UK to spend £15m over three years on AI-enhanced crime maps to target knife-crime hotspots

The UK government will invest £15 million over the next three years to upgrade national crime mapping in England and Wales, part of a broader push to target knife-crime hotspots and deliver interventions where they are most needed. The Home Office says its national mapping tool divides England and Wales into 1.46 million hexagons of about 0.1 square kilometres.
It reports that all police-recorded knife crimes from April 2024 to March 2025 occurred in fewer than 2.5 percent of those hexagons. UK Research and Innovation (UKRI) says it can improve data visualisation and analysis of police-recorded crime data, incorporate additional datasets, and use AI to strengthen pattern recognition across the tool.
Although 2.5 percent of England and Wales may sound small, it is also the total area covered by the Metropolitan Police, Greater Manchester Police and West Midlands Police forces, which between them record 43 percent of knife crimes.
Examples in the Home Office policy paper show sharp differences even within city centres: a hexagon covering Leicester Square and Trafalgar Square recorded more than 45 knife crimes between April 2024 and March 2025, while a nearby hexagon including Long Acre in Covent Garden saw fewer than five.
In Birmingham, three neighbouring hexagons that include the Grand Central and Bullring shopping centres each recorded 18 or 19 knife crimes in that period, while two adjoining hexagons saw fewer than five.
In its Protecting Lives, Building Hope policy paper—designed to support an ambition to halve knife crime—the Home Office says that by seeing incidents at a micro-geography, local partners can pinpoint specific streets, times and drivers of crime and direct the right mix of policing, prevention and services to those places.
The paper says the government spent £5 million last year on hyperlocal knife-crime pilots in 11 police force areas and plans to spend £26.25 million this year across 27 forces. Interventions can include police patrols at locations and times when knife crime often occurs, greater use of knife-detecting wands and arches, and more CCTV, including for retrospective facial recognition.

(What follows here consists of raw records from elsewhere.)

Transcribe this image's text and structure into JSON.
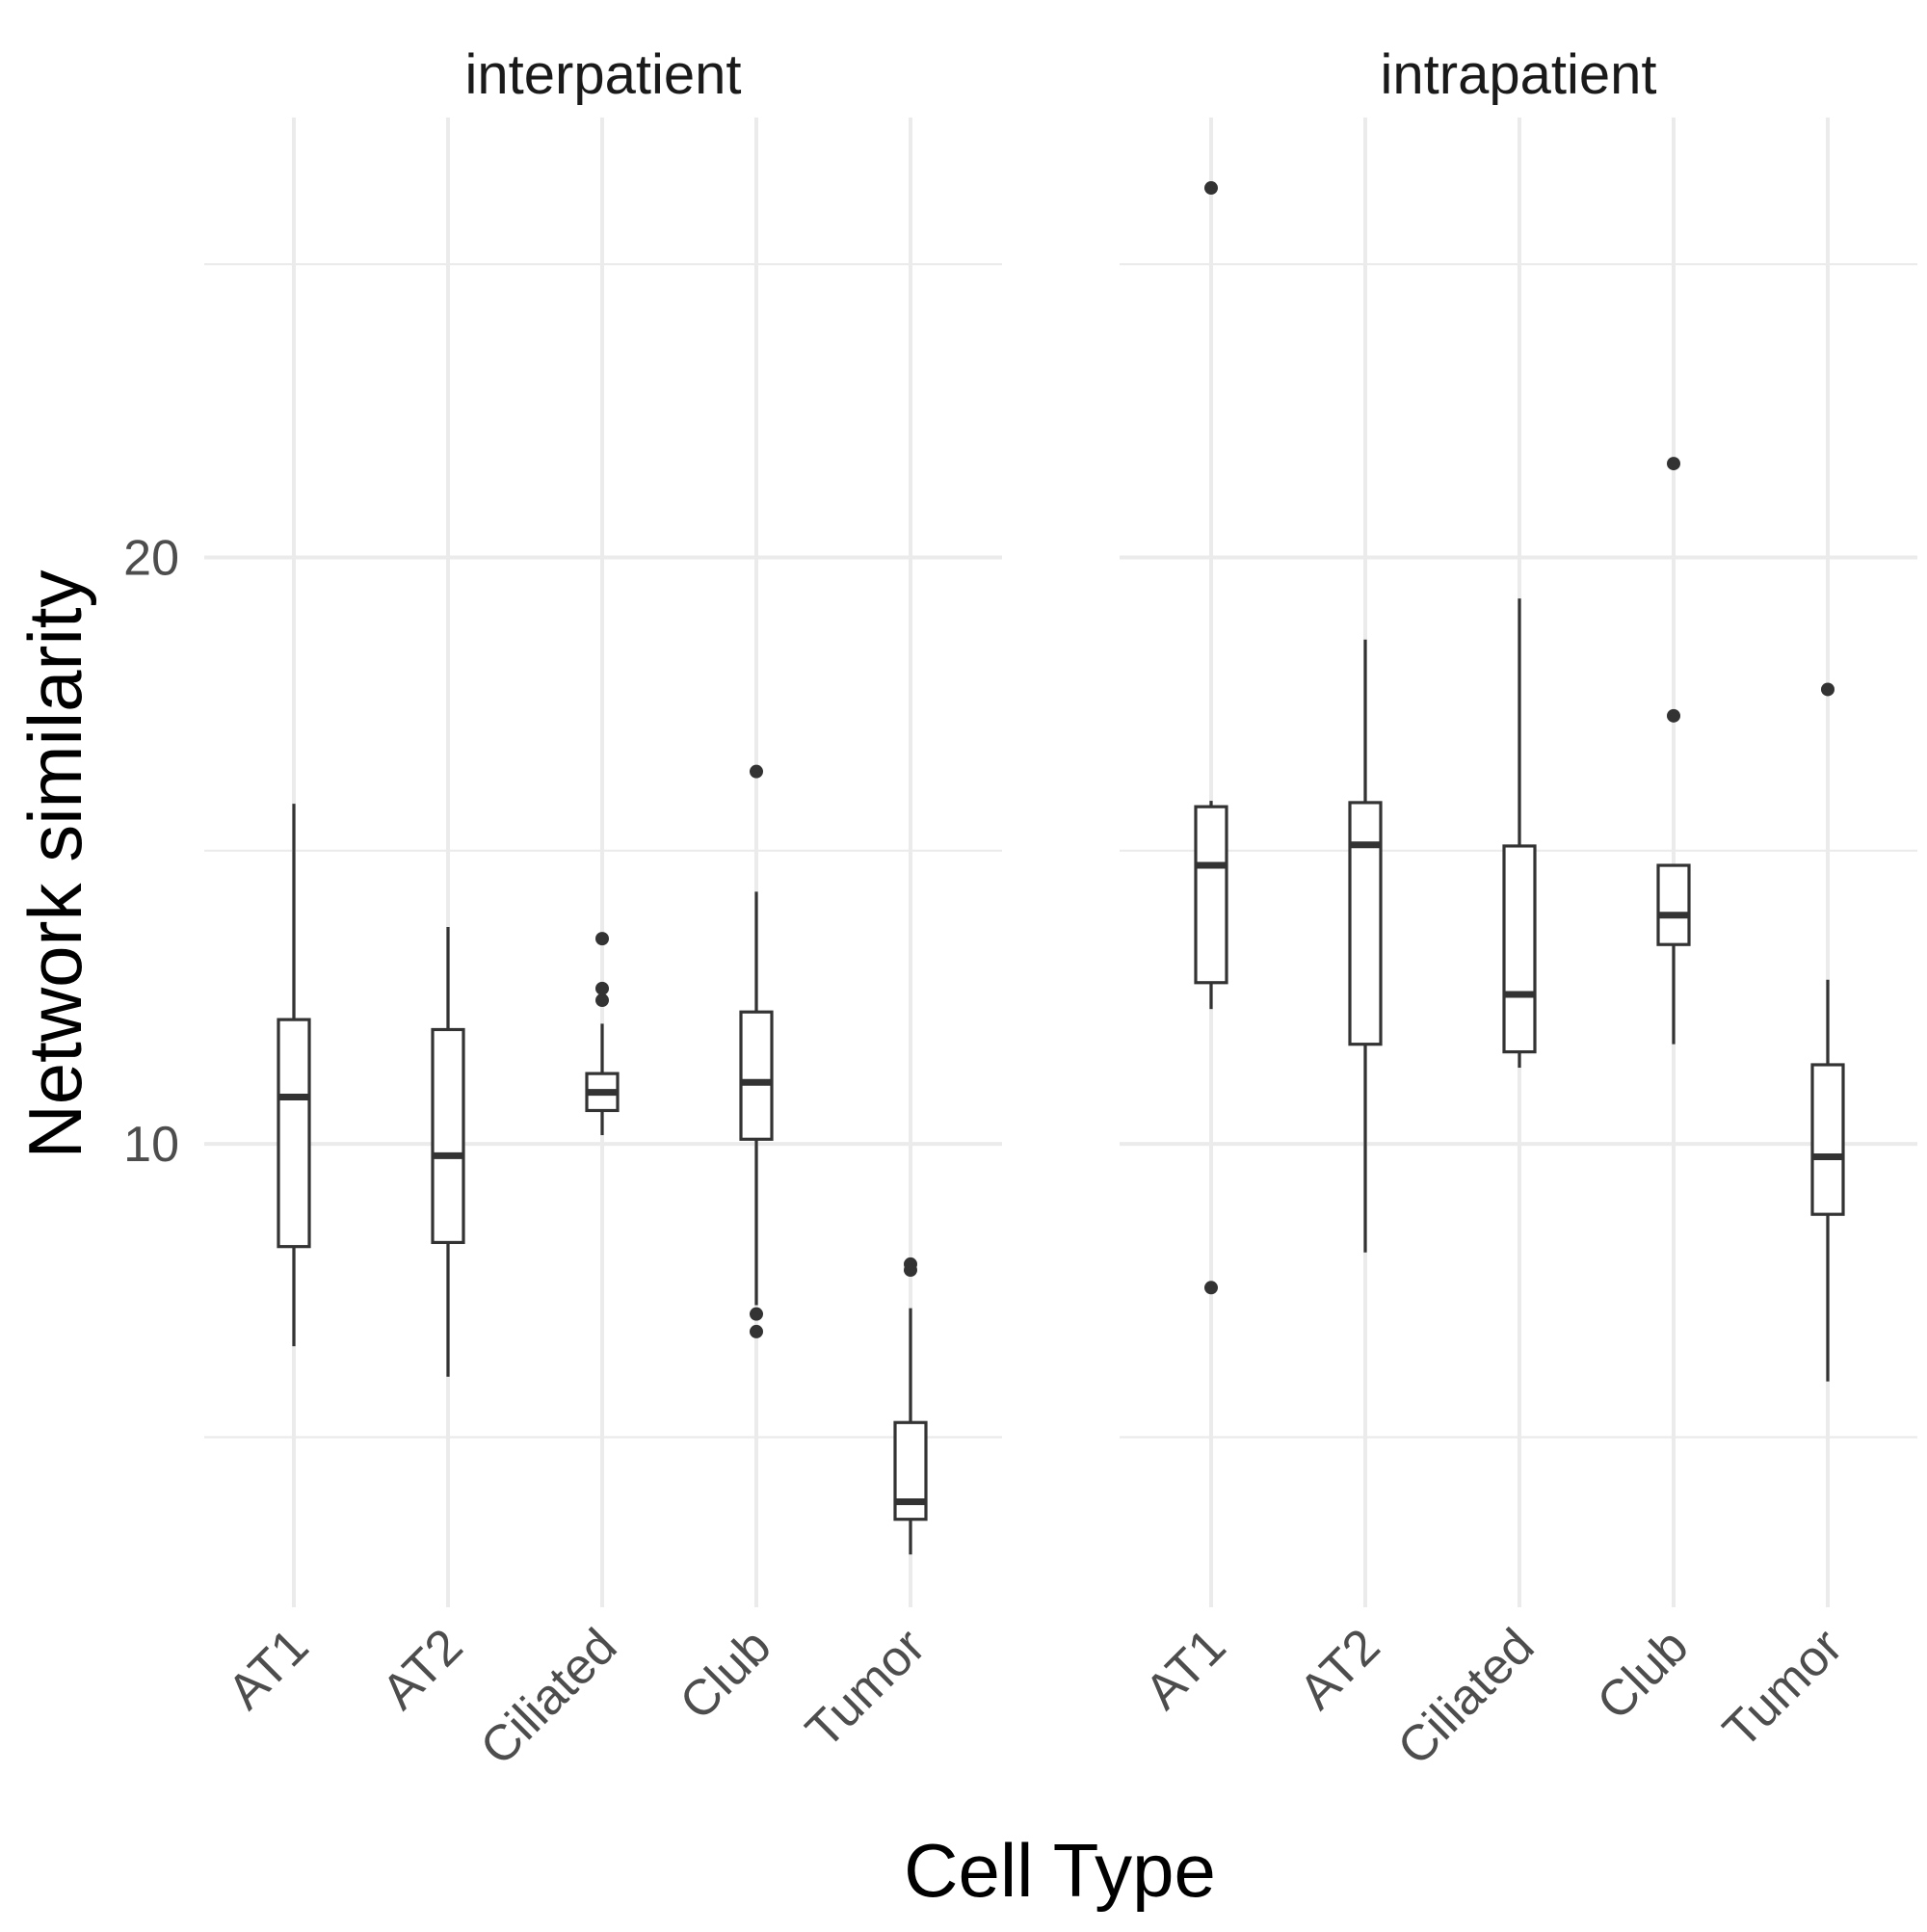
{
  "chart_data": {
    "type": "boxplot",
    "xlabel": "Cell Type",
    "ylabel": "Network similarity",
    "y_ticks": [
      10,
      20
    ],
    "y_minor_ticks": [
      5,
      15,
      25
    ],
    "ylim": [
      2.1,
      27.5
    ],
    "grid": true,
    "facets": [
      {
        "label": "interpatient",
        "categories": [
          "AT1",
          "AT2",
          "Ciliated",
          "Club",
          "Tumor"
        ],
        "boxes": [
          {
            "category": "AT1",
            "whisker_low": 6.55,
            "q1": 8.25,
            "median": 10.8,
            "q3": 12.12,
            "whisker_high": 15.8,
            "outliers": []
          },
          {
            "category": "AT2",
            "whisker_low": 6.03,
            "q1": 8.32,
            "median": 9.8,
            "q3": 11.95,
            "whisker_high": 13.7,
            "outliers": []
          },
          {
            "category": "Ciliated",
            "whisker_low": 10.15,
            "q1": 10.57,
            "median": 10.88,
            "q3": 11.2,
            "whisker_high": 12.05,
            "outliers": [
              13.5,
              12.65,
              12.45
            ]
          },
          {
            "category": "Club",
            "whisker_low": 7.25,
            "q1": 10.08,
            "median": 11.05,
            "q3": 12.25,
            "whisker_high": 14.3,
            "outliers": [
              16.35,
              7.1,
              6.8
            ]
          },
          {
            "category": "Tumor",
            "whisker_low": 3.0,
            "q1": 3.6,
            "median": 3.9,
            "q3": 5.25,
            "whisker_high": 7.2,
            "outliers": [
              7.95,
              7.85
            ]
          }
        ]
      },
      {
        "label": "intrapatient",
        "categories": [
          "AT1",
          "AT2",
          "Ciliated",
          "Club",
          "Tumor"
        ],
        "boxes": [
          {
            "category": "AT1",
            "whisker_low": 12.3,
            "q1": 12.75,
            "median": 14.75,
            "q3": 15.75,
            "whisker_high": 15.85,
            "outliers": [
              26.3,
              7.55
            ]
          },
          {
            "category": "AT2",
            "whisker_low": 8.15,
            "q1": 11.7,
            "median": 15.1,
            "q3": 15.82,
            "whisker_high": 18.6,
            "outliers": []
          },
          {
            "category": "Ciliated",
            "whisker_low": 11.3,
            "q1": 11.57,
            "median": 12.55,
            "q3": 15.08,
            "whisker_high": 19.3,
            "outliers": []
          },
          {
            "category": "Club",
            "whisker_low": 11.7,
            "q1": 13.4,
            "median": 13.9,
            "q3": 14.75,
            "whisker_high": 14.75,
            "outliers": [
              21.6,
              17.3
            ]
          },
          {
            "category": "Tumor",
            "whisker_low": 5.95,
            "q1": 8.8,
            "median": 9.78,
            "q3": 11.35,
            "whisker_high": 12.8,
            "outliers": [
              17.75
            ]
          }
        ]
      }
    ]
  }
}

The paper also references the Home Office’s expansion of facial recognition (LFR) from 10 to 50 vans across England and Wales, first announced in January. Last month, Essex Police suspended its use of LFR after a Cambridge University report found the system was more likely to identify Black people than those from other ethnic groups on a watchlist.
Looking ahead, the policy paper says UKRI will undertake research into technology to prevent knife crime by identifying behaviour that suggests people intend to commit violence with knives. This, it states, could provide staff in places such as shopping centres, train stations and late-night venues with clearer guidance on what to look for and could also help ensure stop and search powers are deployed more accurately.